Фаусто и Жасмин — два маленьких запуганных зверька. Все дни они проводят, глядя в черноту колодца и слушая на закате птичий щебет, который гаснет в их тревожном сознании. Какое имеет значение, кто из них я или кто из них был я. Жасмин всегда смеется, как правило без причины. Смеется даже тогда, когда дона Лаурентина, оступившись — а это с ней случается часто, — падает и вывихивает руку или ногу. У него ангельское выражение лица, огромные ресницы, и он стыдится раздеваться в чьем-либо присутствии. Тот, кто видит его впервые, считает его ласковым, но Жасмин глубоко затаил свою обиду на людей и животных. От дяди ему достается чаще, чем Фаусто, который насмешлив, внешне спокоен, никогда не плачет и ловко увертывается от побоев.
Жизнь для них расписана по часам: подъем, несколько минут на туалет, потом занятия арифметикой, грамматикой, молитвы, проверка карманов их одежды, опорожнение ночных горшков, гимнастика, принятие пищи.
Всякий раз, когда дядя работал или отдыхал, дона Лаурентина предупреждала: «Чтоб ни звука!» Она же давала им деньги. Фаусто и Жасмин должны были одаривать бедных, среди которых один был безносый, возможно сифилитик. Фаусто из-за этого ритуала возненавидел нищих, а Жасмин нет. Они скорее смешили его своими глупыми ужимками, особенно тот, самый уродливый, который уверял, что не всегда был таким и что уши у него выросли с годами. Звали его Ромуалдо. А может, Ромуалдо звали безногого сторожа, который научил их курить?

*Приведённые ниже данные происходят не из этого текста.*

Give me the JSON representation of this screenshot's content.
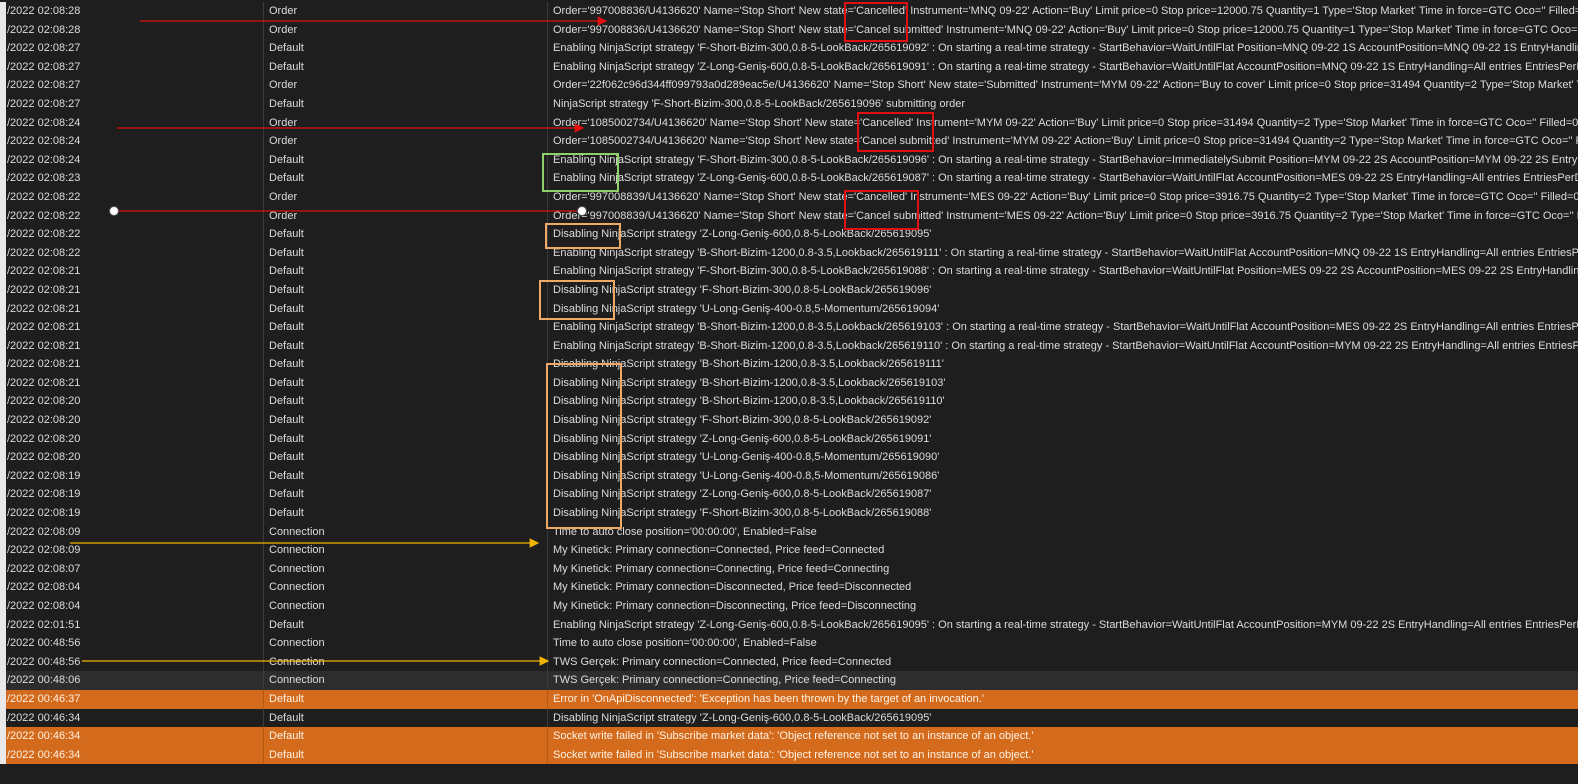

Хотя Фаусто был младше Жасмина, именно он, когда служанки мыли или натирали полы, старался заглянуть им под юбки. Ловкий и изворотливый, он поспевал везде и всюду. Но стоило дяде застать его за этим или другим не менее увлекавшим его занятием, как, например, изучение застежек на одежде все тех же служанок или журналов, из которых он вырезал полуобнаженные женские и мужские фигуры, — порка была неминуема. Дядя бил его ремнем с серебряной пряжкой, методически, по суставам рук и лицу, но сильнее всего по ягодицам. Когда дядя уставал, он начинал задыхаться. Никто не кричал: ни дядя, ни дети. Кричать, как и плакать, было запрещено. Правда, Жасмин иногда не выдерживал, на его больших глазах наворачивались крупные слезы, и он потихоньку всхлипывал, но тут же, как только дядя поворачивался спиной, всхлипывания переходили в резкий, пронзительный смех.
— Мальчик пойдет со мной читать молитвы, — настойчиво говорила дона Лаурентина, надеясь по-хорошему увести к себе провинившегося, когда дядя оставлял их одних, уходя на лекции. Жасмин не всегда соглашался. Чаще всего он показывал ей фигу: не любил он молиться. Они редко слушались старуху, но никогда, что бы ни случалось, ни тот, ни другой не осмеливались противоречить дяде: авторитет его был незыблем, даже в те часы, когда он отсутствовал. И только в саду — там в случае чего можно было спрятаться, сад напоминал им о матери, особенно ее любимый уголок, где она обычно сидела, — дети чувствовали себя несколько свободнее. Именно здесь, в саду, мать кормила их шоколадом, бананами и даже насильно заставляла есть мороженое. Потом кто-то упрятал ее в сумасшедший дом. Возможно, дядя.
Я помню скандал, который мать учинила в кондитерской «Бижу». Она была высокая, белокурая и очень плохо говорила по-португальски — путала мужской и женский род, этим особенно отличаются англичанки. Мать попросила принести пирожные. Они ей не понравились. Она попросила принести другие. Другие тоже не понравились. Тогда она подошла к витрине и стала отбирать те, что с кремом «шантильи». На столе быстро выросла гора пирожных. Она принялась их пробовать, надкусывая каждое, и перемазала себе лицо. Все, кто был в кондитерской, глядели на нее с изумлением. Слуги возмущались. Одному из нас стало стыдно. На него то и обрушила она свой гнев. Надо сказать, она часто приходила в бешенство именно тогда, когда чувствовала, что и мы считаем ее сумасшедшей.